The Pulitzer Prize nominated photojournalist, whose work has appeared on the cover of the National Geographic magazine, came to speak at the campus on Wednesday, March 26.
Pinneo started out as a studio art and psychology major during her time at UMW.
“I didn’t draw well enough to make a living,” the 1976 graduate said. “Plus, I was dissatisfied with the vagueness of psychology.”
But after taking a photography class and spending hours in the darkroom, Pinneo discovered her passion for photography.
“I found that a camera was the right tool for me,” Pinneo said.
Her photos have been deemed intriguing, emotional and full of color and typically focus on the human element of a story.
“Photographing people is my expertise,” Pinneo said.
Pinneo discussed a slideshow of photos from her work with National Geographic and other publications taken in more than 65 countries.
A rickshaw driver in the slums of Calcutta, the burning rainforest in South America and a funeral procession in Northern Ireland—all captured by the lens of a former Battlefield yearbook photographer.
“She is phenomenal,” Junior Katie Ropinson said after hearing Pinneo’s presentation. “She’s seen so much and is such a lucky person.”
Pinneo’s post-graduate photography career would ultimately lead to the fulfillment of her ultimate goal – to be a National Geographic photographer.
After working for The Associated Press, the International Mission Board’s magazine,The Commission and U.S. News & World Report, Pinneo was still waiting for her chance to get an assignment with the gold-edged Holy Grail for photographers.
While covering assignments in El Salvador, Uganda, and Egypt in the mid 1980s, Pinneo showed her portfolio to Sam Abell, a top photographer already established at National Geographic.
Frequent phone calls to the magazine’s headquarters in New York didn’t yield immediate results.
“They would look at my portfolio and do the ‘We’ll call you’ thing,” she said.
Finally, in 1990, over 10 years after Pinneo first started working as a photojournalist, she got her first assignment with National Geographic.
For the assignment, Pinneo spent about three months living at the West Bank of Palestine, capturing the daily life of the villagers.
It was during her time in Palestine that Pinneo had the opportunity to photograph Palestinian prime minister Yasser Arafat.
“We went over to his house to eat dinner,” she said. “He even served the soup, but not before someone came in to taste the food.”
However, the most resonating experience for Pinneo on the trip was when she witnessed the death of a young Palestinian boy shot by Israeli soldiers.
“She gives voices to a lot of people that otherwise wouldn’t have a voice,” Ropinson said after hearing of this particular experience.
In her eight years with National Geographic, Pinneo traveled the world, photographing pieces in areas like the Balkans, the Sonoran desert and Pamplona, Spain.
Every photograph she showed was accompanied by its own story.
There was the time she stayed overnight in an igloo in the Arctic, dressed up like the “Michelin Man.” Then, there was the time she was two feet away from a charging bull running down the streets of Pamplona, Spain.
Despite the excitement of being a world traveler, Pinneo noted that being a photographer is a “lonely and isolating job,” one that requires an ability to stay in the background and make friends quickly.
Her last assignment for the National Geographic was a piece on the Sudan that she worked on two years ago.
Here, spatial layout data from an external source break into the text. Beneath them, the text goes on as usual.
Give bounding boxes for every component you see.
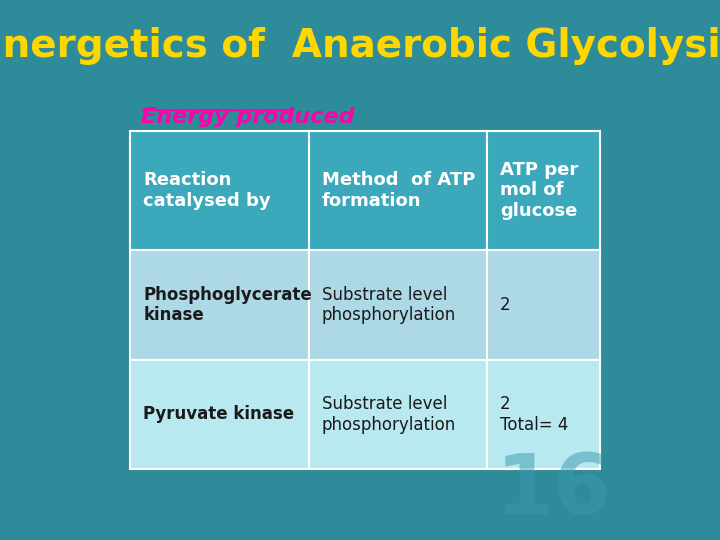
FancyBboxPatch shape [130, 131, 309, 251]
FancyBboxPatch shape [309, 360, 487, 469]
Text: 16: 16 [496, 450, 612, 531]
FancyBboxPatch shape [130, 251, 309, 360]
FancyBboxPatch shape [309, 251, 487, 360]
Text: Phosphoglycerate
kinase: Phosphoglycerate kinase [143, 286, 312, 325]
Text: Method  of ATP
formation: Method of ATP formation [322, 171, 475, 210]
FancyBboxPatch shape [487, 251, 600, 360]
Text: Substrate level
phosphorylation: Substrate level phosphorylation [322, 395, 456, 434]
Text: 2
Total= 4: 2 Total= 4 [500, 395, 568, 434]
FancyBboxPatch shape [487, 131, 600, 251]
Text: Pyruvate kinase: Pyruvate kinase [143, 405, 294, 423]
Text: Reaction
catalysed by: Reaction catalysed by [143, 171, 271, 210]
FancyBboxPatch shape [487, 360, 600, 469]
Text: Energy produced: Energy produced [140, 106, 354, 126]
FancyBboxPatch shape [130, 360, 309, 469]
Text: Energetics of  Anaerobic Glycolysis: Energetics of Anaerobic Glycolysis [0, 26, 720, 65]
FancyBboxPatch shape [309, 131, 487, 251]
Text: Substrate level
phosphorylation: Substrate level phosphorylation [322, 286, 456, 325]
Text: ATP per
mol of
glucose: ATP per mol of glucose [500, 161, 578, 220]
Text: 2: 2 [500, 296, 510, 314]
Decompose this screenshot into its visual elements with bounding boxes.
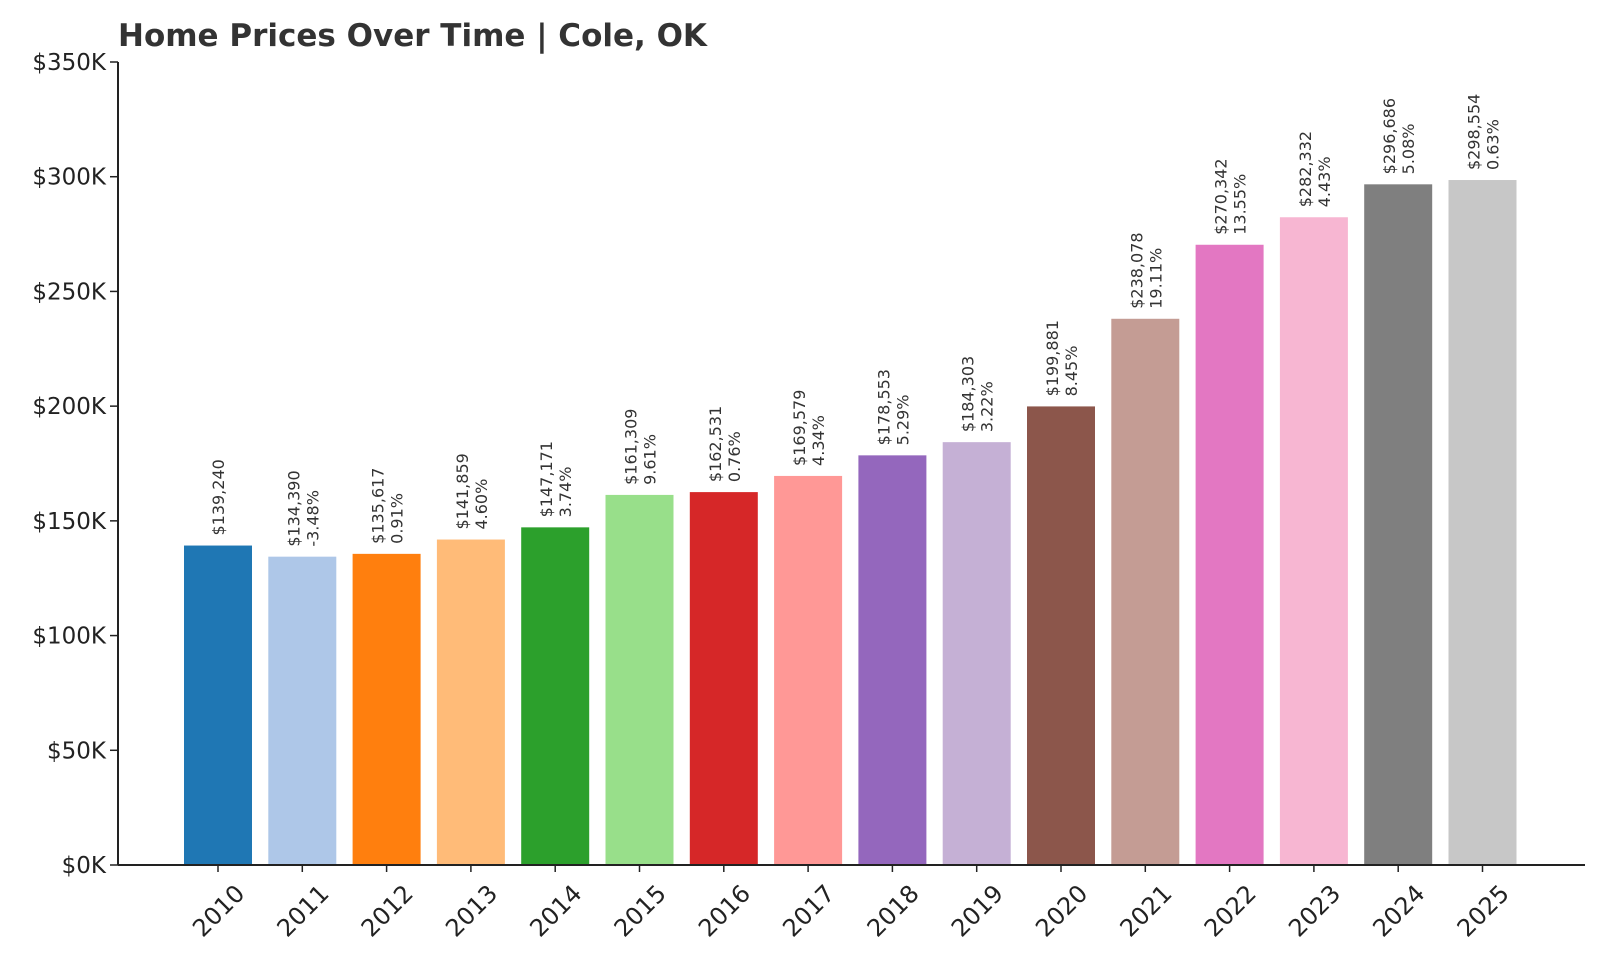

She spent about seven months on the project for which she rode through the desert on a camel drive and almost lost her arm due to a poisonous scorpion bite.
Pinneo has since left behind the exotic locales and international stories to focus on her personal project about teenage girls from various cultures and coming of age rituals, called Grrlstories.com.
Despite leaving National Geographic, Pinneo plans to continue snapping pictures.
“I simply like telling stories with a camera,” Pinneo said.